The thing you need to remember here is that Food and Energy have the players as end-consumers, in a sense. They're the ones who ultimately decide how much those are worth to their purposes.
Smithore, OTOH, is a slightly different story, as the Store uses it to make MULEs (which, in turn, get sold back to the players). In a sell-off situation, the price of Smithore will be exactly what the sell-off price was (average per unit sold), which means that MULEs will be double that next round.
In other words, they aren't profiting off this at all; they're just selling your Smithore back to you in 2-unit chunks that can actually do useful things.
I wonder what would happen if there was an inherent labor cost applied to the price of MULEs, making them worth much more than the Smithore the Store bought to make them? At some point, this would make Smithore shortages more paralyzing than lucrative, as no one would want to install expensive MULEs with the burden of having to produce enough stuff to make back their debt (already, I've played games where I simply didn't bother buying MULEs until the price went back down, figuring that's why I ensured I ate enough Food to have the time to do double-or-triple-duty on MULE installing in a later, cheap-MULE turn.
The game must assume the Store has unlimited cash with which to buy everyone's stuff, or there wouldn't be the thrashing that's going on (the Store can't buy your Smithore for $260 because it's broke???) You're mining resources, creating value out of nothing (or at least a very advantageous exchange rate for the Food you ate to have time to install the MULE, and the Energy you used to power the MULE, to "create" the Smithore/Crystite).
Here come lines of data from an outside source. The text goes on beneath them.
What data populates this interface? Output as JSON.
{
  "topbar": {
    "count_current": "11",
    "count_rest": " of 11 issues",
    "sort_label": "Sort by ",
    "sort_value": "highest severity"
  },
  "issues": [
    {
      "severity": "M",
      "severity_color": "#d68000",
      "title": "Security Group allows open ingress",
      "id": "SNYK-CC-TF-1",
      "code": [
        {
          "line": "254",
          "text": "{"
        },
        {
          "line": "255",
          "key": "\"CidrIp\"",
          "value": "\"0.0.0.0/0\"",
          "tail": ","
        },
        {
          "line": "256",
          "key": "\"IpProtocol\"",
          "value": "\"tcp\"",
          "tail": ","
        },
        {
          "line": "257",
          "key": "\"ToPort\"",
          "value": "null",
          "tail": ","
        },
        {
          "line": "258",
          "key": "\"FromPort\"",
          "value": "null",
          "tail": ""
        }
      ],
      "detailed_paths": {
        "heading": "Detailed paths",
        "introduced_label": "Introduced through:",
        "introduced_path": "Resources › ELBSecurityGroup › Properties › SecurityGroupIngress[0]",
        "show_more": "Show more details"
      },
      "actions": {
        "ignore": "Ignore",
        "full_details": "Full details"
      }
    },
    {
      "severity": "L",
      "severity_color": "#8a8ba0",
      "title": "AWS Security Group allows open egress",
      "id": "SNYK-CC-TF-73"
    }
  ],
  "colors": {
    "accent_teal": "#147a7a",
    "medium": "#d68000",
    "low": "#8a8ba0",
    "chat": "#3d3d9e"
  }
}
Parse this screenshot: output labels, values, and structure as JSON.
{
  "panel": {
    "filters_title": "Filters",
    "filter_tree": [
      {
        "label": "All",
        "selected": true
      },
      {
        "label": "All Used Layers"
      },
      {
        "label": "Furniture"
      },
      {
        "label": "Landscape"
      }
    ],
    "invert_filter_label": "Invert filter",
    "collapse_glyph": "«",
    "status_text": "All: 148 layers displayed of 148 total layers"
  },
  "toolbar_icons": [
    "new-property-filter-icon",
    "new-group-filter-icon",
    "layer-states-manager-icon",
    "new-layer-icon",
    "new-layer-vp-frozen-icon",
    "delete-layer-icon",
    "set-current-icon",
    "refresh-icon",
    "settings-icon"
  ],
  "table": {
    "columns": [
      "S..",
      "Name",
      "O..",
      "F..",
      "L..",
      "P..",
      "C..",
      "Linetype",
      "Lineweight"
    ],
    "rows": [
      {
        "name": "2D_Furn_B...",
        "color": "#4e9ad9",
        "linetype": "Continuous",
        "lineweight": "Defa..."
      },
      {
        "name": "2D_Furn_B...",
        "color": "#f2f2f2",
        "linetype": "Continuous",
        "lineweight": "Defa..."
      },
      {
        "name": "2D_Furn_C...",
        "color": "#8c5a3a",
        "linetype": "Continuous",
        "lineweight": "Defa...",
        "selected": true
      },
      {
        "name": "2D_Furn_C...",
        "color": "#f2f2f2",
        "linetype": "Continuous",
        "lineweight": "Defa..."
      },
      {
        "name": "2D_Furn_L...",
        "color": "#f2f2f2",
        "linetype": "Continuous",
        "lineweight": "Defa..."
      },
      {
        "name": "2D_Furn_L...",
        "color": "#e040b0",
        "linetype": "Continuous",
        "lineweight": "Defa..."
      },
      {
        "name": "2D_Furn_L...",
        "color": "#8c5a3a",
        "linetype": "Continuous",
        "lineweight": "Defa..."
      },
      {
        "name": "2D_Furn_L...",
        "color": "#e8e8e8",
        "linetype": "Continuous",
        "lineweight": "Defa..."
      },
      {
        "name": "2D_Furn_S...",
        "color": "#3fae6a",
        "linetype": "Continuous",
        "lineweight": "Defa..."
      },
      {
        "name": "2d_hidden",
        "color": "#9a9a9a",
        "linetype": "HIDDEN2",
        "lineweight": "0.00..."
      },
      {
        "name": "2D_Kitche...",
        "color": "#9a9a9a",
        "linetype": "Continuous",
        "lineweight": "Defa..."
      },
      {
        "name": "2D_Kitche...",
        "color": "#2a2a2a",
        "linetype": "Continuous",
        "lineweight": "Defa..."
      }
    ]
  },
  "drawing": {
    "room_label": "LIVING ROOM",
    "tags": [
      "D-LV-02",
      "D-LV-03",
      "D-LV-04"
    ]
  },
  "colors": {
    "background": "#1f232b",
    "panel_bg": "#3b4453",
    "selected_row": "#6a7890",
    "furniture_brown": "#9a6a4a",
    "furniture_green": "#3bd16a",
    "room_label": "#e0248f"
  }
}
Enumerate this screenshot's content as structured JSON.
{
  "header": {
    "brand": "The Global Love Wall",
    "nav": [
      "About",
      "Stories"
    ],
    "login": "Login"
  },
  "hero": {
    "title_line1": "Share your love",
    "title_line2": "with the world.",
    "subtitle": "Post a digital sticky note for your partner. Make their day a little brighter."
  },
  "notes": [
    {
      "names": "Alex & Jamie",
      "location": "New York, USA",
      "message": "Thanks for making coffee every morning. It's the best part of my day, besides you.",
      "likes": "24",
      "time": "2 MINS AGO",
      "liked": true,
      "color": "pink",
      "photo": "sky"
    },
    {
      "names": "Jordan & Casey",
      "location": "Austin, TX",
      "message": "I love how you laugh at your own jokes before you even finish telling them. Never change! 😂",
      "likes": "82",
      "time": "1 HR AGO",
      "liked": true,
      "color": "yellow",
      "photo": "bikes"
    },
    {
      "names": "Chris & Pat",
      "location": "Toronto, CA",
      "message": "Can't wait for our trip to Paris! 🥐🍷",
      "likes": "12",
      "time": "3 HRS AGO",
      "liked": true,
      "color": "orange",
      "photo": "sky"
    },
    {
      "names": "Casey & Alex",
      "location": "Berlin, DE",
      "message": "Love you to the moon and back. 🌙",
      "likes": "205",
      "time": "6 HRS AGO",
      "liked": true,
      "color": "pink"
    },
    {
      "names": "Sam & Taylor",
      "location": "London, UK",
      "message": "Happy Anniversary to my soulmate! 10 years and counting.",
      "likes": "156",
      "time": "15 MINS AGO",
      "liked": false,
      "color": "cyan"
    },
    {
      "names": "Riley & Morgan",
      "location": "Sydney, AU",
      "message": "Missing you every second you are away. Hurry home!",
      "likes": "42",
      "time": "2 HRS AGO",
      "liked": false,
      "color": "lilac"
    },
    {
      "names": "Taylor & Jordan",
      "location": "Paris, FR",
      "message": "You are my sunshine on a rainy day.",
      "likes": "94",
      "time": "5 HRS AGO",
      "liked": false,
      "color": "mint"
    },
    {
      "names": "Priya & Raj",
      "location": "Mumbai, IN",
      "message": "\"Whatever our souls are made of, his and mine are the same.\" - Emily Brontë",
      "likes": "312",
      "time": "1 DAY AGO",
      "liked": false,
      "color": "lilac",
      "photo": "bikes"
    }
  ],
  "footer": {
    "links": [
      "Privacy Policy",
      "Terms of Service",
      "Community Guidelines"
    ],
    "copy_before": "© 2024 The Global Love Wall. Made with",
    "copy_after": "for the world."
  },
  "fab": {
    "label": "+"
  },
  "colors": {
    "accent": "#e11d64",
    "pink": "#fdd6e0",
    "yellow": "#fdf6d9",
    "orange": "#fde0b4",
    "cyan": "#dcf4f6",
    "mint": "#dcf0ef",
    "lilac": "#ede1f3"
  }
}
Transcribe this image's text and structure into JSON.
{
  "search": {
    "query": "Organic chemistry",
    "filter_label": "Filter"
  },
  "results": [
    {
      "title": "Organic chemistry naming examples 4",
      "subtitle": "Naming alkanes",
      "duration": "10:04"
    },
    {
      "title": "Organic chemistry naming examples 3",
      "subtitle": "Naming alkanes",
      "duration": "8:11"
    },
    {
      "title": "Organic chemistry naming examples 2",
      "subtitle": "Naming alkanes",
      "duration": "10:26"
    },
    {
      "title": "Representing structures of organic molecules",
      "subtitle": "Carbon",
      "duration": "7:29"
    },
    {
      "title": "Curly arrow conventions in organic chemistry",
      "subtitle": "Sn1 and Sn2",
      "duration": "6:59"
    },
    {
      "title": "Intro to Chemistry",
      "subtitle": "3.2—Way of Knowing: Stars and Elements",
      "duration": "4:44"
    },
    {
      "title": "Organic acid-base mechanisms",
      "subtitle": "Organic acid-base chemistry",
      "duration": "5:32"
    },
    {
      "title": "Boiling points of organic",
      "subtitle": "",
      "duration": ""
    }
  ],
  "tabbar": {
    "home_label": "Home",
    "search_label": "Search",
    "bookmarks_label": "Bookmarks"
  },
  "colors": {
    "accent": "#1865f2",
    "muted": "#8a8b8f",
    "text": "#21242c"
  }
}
I would be curious in having a mode which tracked what money position the Store is at throughout the game. It might help people understand the Store's role, and if future versions/improvements can enhance the economic model in a way that is both interesting, realistic, and fun.
Or maybe the Store would place a limit on the number of Smithore units it would buy - say, some amount relative to the amount it needs to have a full Corral?